The idea that functional DNA sequences resist change and nonfunctional DNA sequences vary freely is one of the central tenets of molecular evolution. If the UCEs were nonfunctional, then mutational changes should be inconsequential. Over time, changes in the DNA sequences should accrue as rats, mice, and humans evolved along different evolutionary trajectories. As a consequence the sequences of the UCEs in these species should differ.

Biologists have speculated that UCEs regulate gene activity. For example, these sequence elements cluster near developmental genes. Researchers confirmed the functional importance of UCEs by deleting four carefully selected UCEs in the mouse genome. The deleted UCEs otherwise reside near key developmental genes. Presumably, their close proximity to these genes reflects the regulatory influence that these UCEs exert on the developmental genes.

To everyone’s surprise, the mice with deleted UCEs were perfectly healthy. This result suggests that UCEs are not functional.

It is still possible that UCEs are functional. For example, if the UCEs are redundant within the genome, disabling a limited number of them would not harm the mice, since back-up copies of the UCEs would take over the function of the deleted sequences. The experimental design did not take into account this possibility.

Apart from this caveat, taken at face value the deletion experiments indicate that UCEs are not functional. This, of course, is troubling for intelligent design and creationism models, which maintain that all of the classes of junk DNA will ultimately turn out to be functional. Ironically, however, this discovery is much more troubling for the evolutionary paradigm.

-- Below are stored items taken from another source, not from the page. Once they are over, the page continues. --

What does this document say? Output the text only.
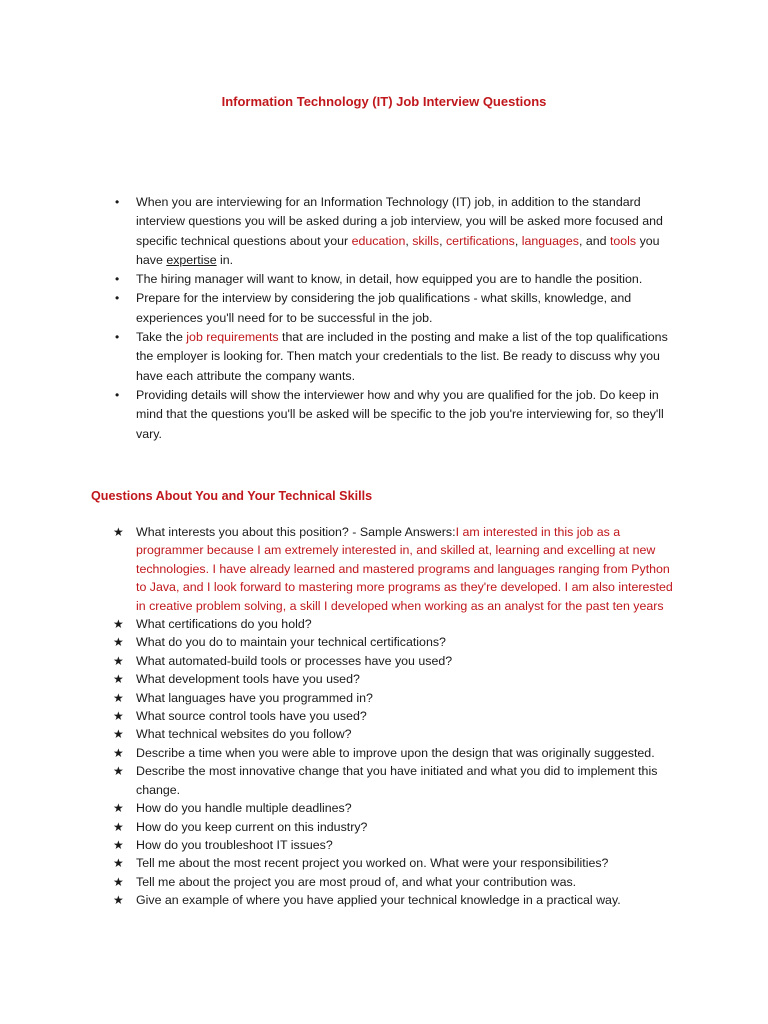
Information Technology (IT) Job Interview Questions
• When you are interviewing for an Information Technology (IT) job, in addition to the standard interview questions you will be asked during a job interview, you will be asked more focused and specific technical questions about your education, skills, certifications, languages, and tools you have expertise in.
• The hiring manager will want to know, in detail, how equipped you are to handle the position.
• Prepare for the interview by considering the job qualifications - what skills, knowledge, and experiences you'll need for to be successful in the job.
• Take the job requirements that are included in the posting and make a list of the top qualifications the employer is looking for. Then match your credentials to the list. Be ready to discuss why you have each attribute the company wants.
• Providing details will show the interviewer how and why you are qualified for the job. Do keep in mind that the questions you'll be asked will be specific to the job you're interviewing for, so they'll vary.
Questions About You and Your Technical Skills
★ What interests you about this position? - Sample Answers:I am interested in this job as a programmer because I am extremely interested in, and skilled at, learning and excelling at new technologies. I have already learned and mastered programs and languages ranging from Python to Java, and I look forward to mastering more programs as they're developed. I am also interested in creative problem solving, a skill I developed when working as an analyst for the past ten years
★ What certifications do you hold?
★ What do you do to maintain your technical certifications?
★ What automated-build tools or processes have you used?
★ What development tools have you used?
★ What languages have you programmed in?
★ What source control tools have you used?
★ What technical websites do you follow?
★ Describe a time when you were able to improve upon the design that was originally suggested.
★ Describe the most innovative change that you have initiated and what you did to implement this change.
★ How do you handle multiple deadlines?
★ How do you keep current on this industry?
★ How do you troubleshoot IT issues?
★ Tell me about the most recent project you worked on. What were your responsibilities?
★ Tell me about the project you are most proud of, and what your contribution was.
★ Give an example of where you have applied your technical knowledge in a practical way.
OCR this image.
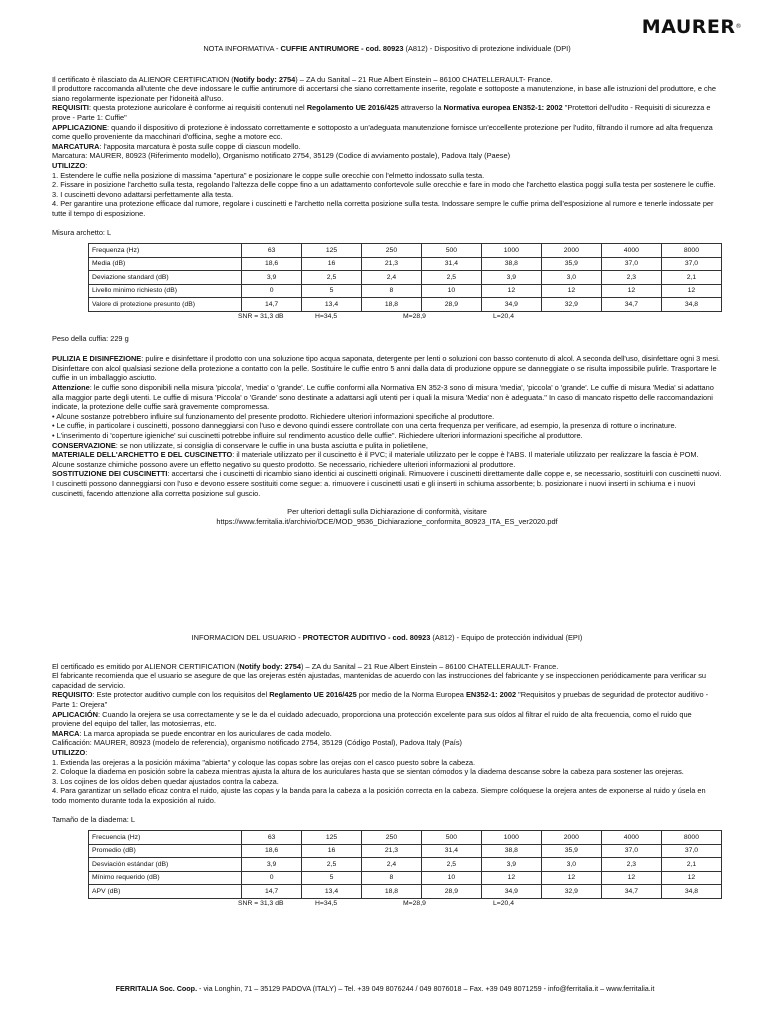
MAURER®

NOTA INFORMATIVA - CUFFIE ANTIRUMORE - cod. 80923 (A812) - Dispositivo di protezione individuale (DPI)

Il certificato è rilasciato da ALIENOR CERTIFICATION (Notify body: 2754) – ZA du Sanital – 21 Rue Albert Einstein – 86100 CHATELLERAULT- France.

Il produttore raccomanda all'utente che deve indossare le cuffie antirumore di accertarsi che siano correttamente inserite, regolate e sottoposte a manutenzione, in base alle istruzioni del produttore, e che siano regolarmente ispezionate per l'idoneità all'uso.

REQUISITI: questa protezione auricolare è conforme ai requisiti contenuti nel Regolamento UE 2016/425 attraverso la Normativa europea EN352-1: 2002 "Protettori dell'udito - Requisiti di sicurezza e prove - Parte 1: Cuffie"

APPLICAZIONE: quando il dispositivo di protezione è indossato correttamente e sottoposto a un'adeguata manutenzione fornisce un'eccellente protezione per l'udito, filtrando il rumore ad alta frequenza come quello proveniente da macchinari d'officina, seghe a motore ecc.

MARCATURA: l'apposita marcatura è posta sulle coppe di ciascun modello.

Marcatura: MAURER, 80923 (Riferimento modello), Organismo notificato 2754, 35129 (Codice di avviamento postale), Padova Italy (Paese)

UTILIZZO:

1. Estendere le cuffie nella posizione di massima "apertura" e posizionare le coppe sulle orecchie con l'elmetto indossato sulla testa.

2. Fissare in posizione l'archetto sulla testa, regolando l'altezza delle coppe fino a un adattamento confortevole sulle orecchie e fare in modo che l'archetto elastica poggi sulla testa per sostenere le cuffie.

3. I cuscinetti devono adattarsi perfettamente alla testa.

4. Per garantire una protezione efficace dal rumore, regolare i cuscinetti e l'archetto nella corretta posizione sulla testa. Indossare sempre le cuffie prima dell'esposizione al rumore e tenerle indossate per tutte il tempo di esposizione.

Misura archetto: L

Frequenza (Hz)	63	125	250	500	1000	2000	4000	8000
Media (dB)	18,6	16	21,3	31,4	38,8	35,9	37,0	37,0
Deviazione standard (dB)	3,9	2,5	2,4	2,5	3,9	3,0	2,3	2,1
Livello minimo richiesto (dB)	0	5	8	10	12	12	12	12
Valore di protezione presunto (dB)	14,7	13,4	18,8	28,9	34,9	32,9	34,7	34,8
SNR = 31,3 dB	H=34,5	M=28,9	L=20,4

Peso della cuffia: 229 g

PULIZIA E DISINFEZIONE: pulire e disinfettare il prodotto con una soluzione tipo acqua saponata, detergente per lenti o soluzioni con basso contenuto di alcol. A seconda dell'uso, disinfettare ogni 3 mesi. Disinfettare con alcol qualsiasi sezione della protezione a contatto con la pelle. Sostituire le cuffie entro 5 anni dalla data di produzione oppure se danneggiate o se risulta impossibile pulirle. Trasportare le cuffie in un imballaggio asciutto.

Attenzione: le cuffie sono disponibili nella misura 'piccola', 'media' o 'grande'. Le cuffie conformi alla Normativa EN 352-3 sono di misura 'media', 'piccola' o 'grande'. Le cuffie di misura 'Media' si adattano alla maggior parte degli utenti. Le cuffie di misura 'Piccola' o 'Grande' sono destinate a adattarsi agli utenti per i quali la misura 'Media' non è adeguata." In caso di mancato rispetto delle raccomandazioni indicate, la protezione delle cuffie sarà gravemente compromessa.

• Alcune sostanze potrebbero influire sul funzionamento del presente prodotto. Richiedere ulteriori informazioni specifiche al produttore.

• Le cuffie, in particolare i cuscinetti, possono danneggiarsi con l'uso e devono quindi essere controllate con una certa frequenza per verificare, ad esempio, la presenza di rotture o incrinature.

• L'inserimento di 'coperture igieniche' sui cuscinetti potrebbe influire sul rendimento acustico delle cuffie". Richiedere ulteriori informazioni specifiche al produttore.

CONSERVAZIONE: se non utilizzate, si consiglia di conservare le cuffie in una busta asciutta e pulita in polietilene,

MATERIALE DELL'ARCHETTO E DEL CUSCINETTO: il materiale utilizzato per il cuscinetto è il PVC; il materiale utilizzato per le coppe è l'ABS. Il materiale utilizzato per realizzare la fascia è POM. Alcune sostanze chimiche possono avere un effetto negativo su questo prodotto. Se necessario, richiedere ulteriori informazioni al produttore.

SOSTITUZIONE DEI CUSCINETTI: accertarsi che i cuscinetti di ricambio siano identici ai cuscinetti originali. Rimuovere i cuscinetti direttamente dalle coppe e, se necessario, sostituirli con cuscinetti nuovi. I cuscinetti possono danneggiarsi con l'uso e devono essere sostituiti come segue: a. rimuovere i cuscinetti usati e gli inserti in schiuma assorbente; b. posizionare i nuovi inserti in schiuma e i nuovi cuscinetti, facendo attenzione alla corretta posizione sul guscio.

Per ulteriori dettagli sulla Dichiarazione di conformità, visitare

https://www.ferritalia.it/archivio/DCE/MOD_9536_Dichiarazione_conformita_80923_ITA_ES_ver2020.pdf

INFORMACION DEL USUARIO - PROTECTOR AUDITIVO - cod. 80923 (A812) - Equipo de protección individual (EPI)

El certificado es emitido por ALIENOR CERTIFICATION (Notify body: 2754) – ZA du Sanital – 21 Rue Albert Einstein – 86100 CHATELLERAULT- France.

El fabricante recomienda que el usuario se asegure de que las orejeras estén ajustadas, mantenidas de acuerdo con las instrucciones del fabricante y se inspeccionen periódicamente para verificar su capacidad de servicio.

REQUISITO: Este protector auditivo cumple con los requisitos del Reglamento UE 2016/425 por medio de la Norma Europea EN352-1: 2002 "Requisitos y pruebas de seguridad de protector auditivo - Parte 1: Orejera"

APLICACIÓN: Cuando la orejera se usa correctamente y se le da el cuidado adecuado, proporciona una protección excelente para sus oídos al filtrar el ruido de alta frecuencia, como el ruido que proviene del equipo del taller, las motosierras, etc.

MARCA: La marca apropiada se puede encontrar en los auriculares de cada modelo.

Calificación: MAURER, 80923 (modelo de referencia), organismo notificado 2754, 35129 (Código Postal), Padova Italy (País)

UTILIZZO:

1. Extienda las orejeras a la posición máxima "abierta" y coloque las copas sobre las orejas con el casco puesto sobre la cabeza.

2. Coloque la diadema en posición sobre la cabeza mientras ajusta la altura de los auriculares hasta que se sientan cómodos y la diadema descanse sobre la cabeza para sostener las orejeras.

3. Los cojines de los oídos deben quedar ajustados contra la cabeza.

4. Para garantizar un sellado eficaz contra el ruido, ajuste las copas y la banda para la cabeza a la posición correcta en la cabeza. Siempre colóquese la orejera antes de exponerse al ruido y úsela en todo momento durante toda la exposición al ruido.

Tamaño de la diadema: L

Frecuencia (Hz)	63	125	250	500	1000	2000	4000	8000
Promedio (dB)	18,6	16	21,3	31,4	38,8	35,9	37,0	37,0
Desviación estándar (dB)	3,9	2,5	2,4	2,5	3,9	3,0	2,3	2,1
Mínimo requerido (dB)	0	5	8	10	12	12	12	12
APV (dB)	14,7	13,4	18,8	28,9	34,9	32,9	34,7	34,8
SNR = 31,3 dB	H=34,5	M=28,9	L=20,4
FERRITALIA Soc. Coop. - via Longhin, 71 – 35129 PADOVA (ITALY) – Tel. +39 049 8076244 / 049 8076018 – Fax. +39 049 8071259 - info@ferritalia.it – www.ferritalia.it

One of the cornerstone ideas supporting molecular evolution is the notion that conserved DNA sequences are functional. But this recent study raises the very real possibility that this is not the case at all. If so, then the deletion result makes absolutely no sense. Why would evolutionary processes preserve UCEs if their loss has no significant impact on the mice? Could it be that fundamental deficiencies exist in the evolutionary paradigm?

Equally problematic are the results from the pilot phase of the ENCODE project, published in the summer of 2007. The ENCODE project is a multi-million dollar international effort to catalog all of the functional sequences in the human genome. The initial stage of the project involved a detailed search for every functional element contained in a 1% sample of the human genome.

Based on this survey, researchers discovered that parts of the human genome previously viewed as nonfunctional junk are transcriptionally active, signifying function. Surprisingly, these sequences show little conservation in the genomes of other mammals. In other words, functional sequences freely vary without any evidence for evolutionary constraint.

This recognition runs contrary to the central ideas of molecular evolution and, too, raises fundamental questions about the validity of the evolutionary paradigm.

Consequently, junk DNA is not just a problem for intelligent design proponents and creationists. It is a problem for evolutionary biologists as well.

If skeptics bring up the problem of evil as a way to challenge God’s existence, they must also be willing to explain how the categories of good and evil fit within a naturalistic framework. In like manner, if evolutionary biologists bring up junk DNA as a challenge to the work of a Creator, they must be willing to explain the new understanding of junk DNA behavior within an evolutionary framework. Based on these new discoveries, the fundamental ideas about molecular evolution and the behavior of functional and nonfunctional DNA sequences no longer hold.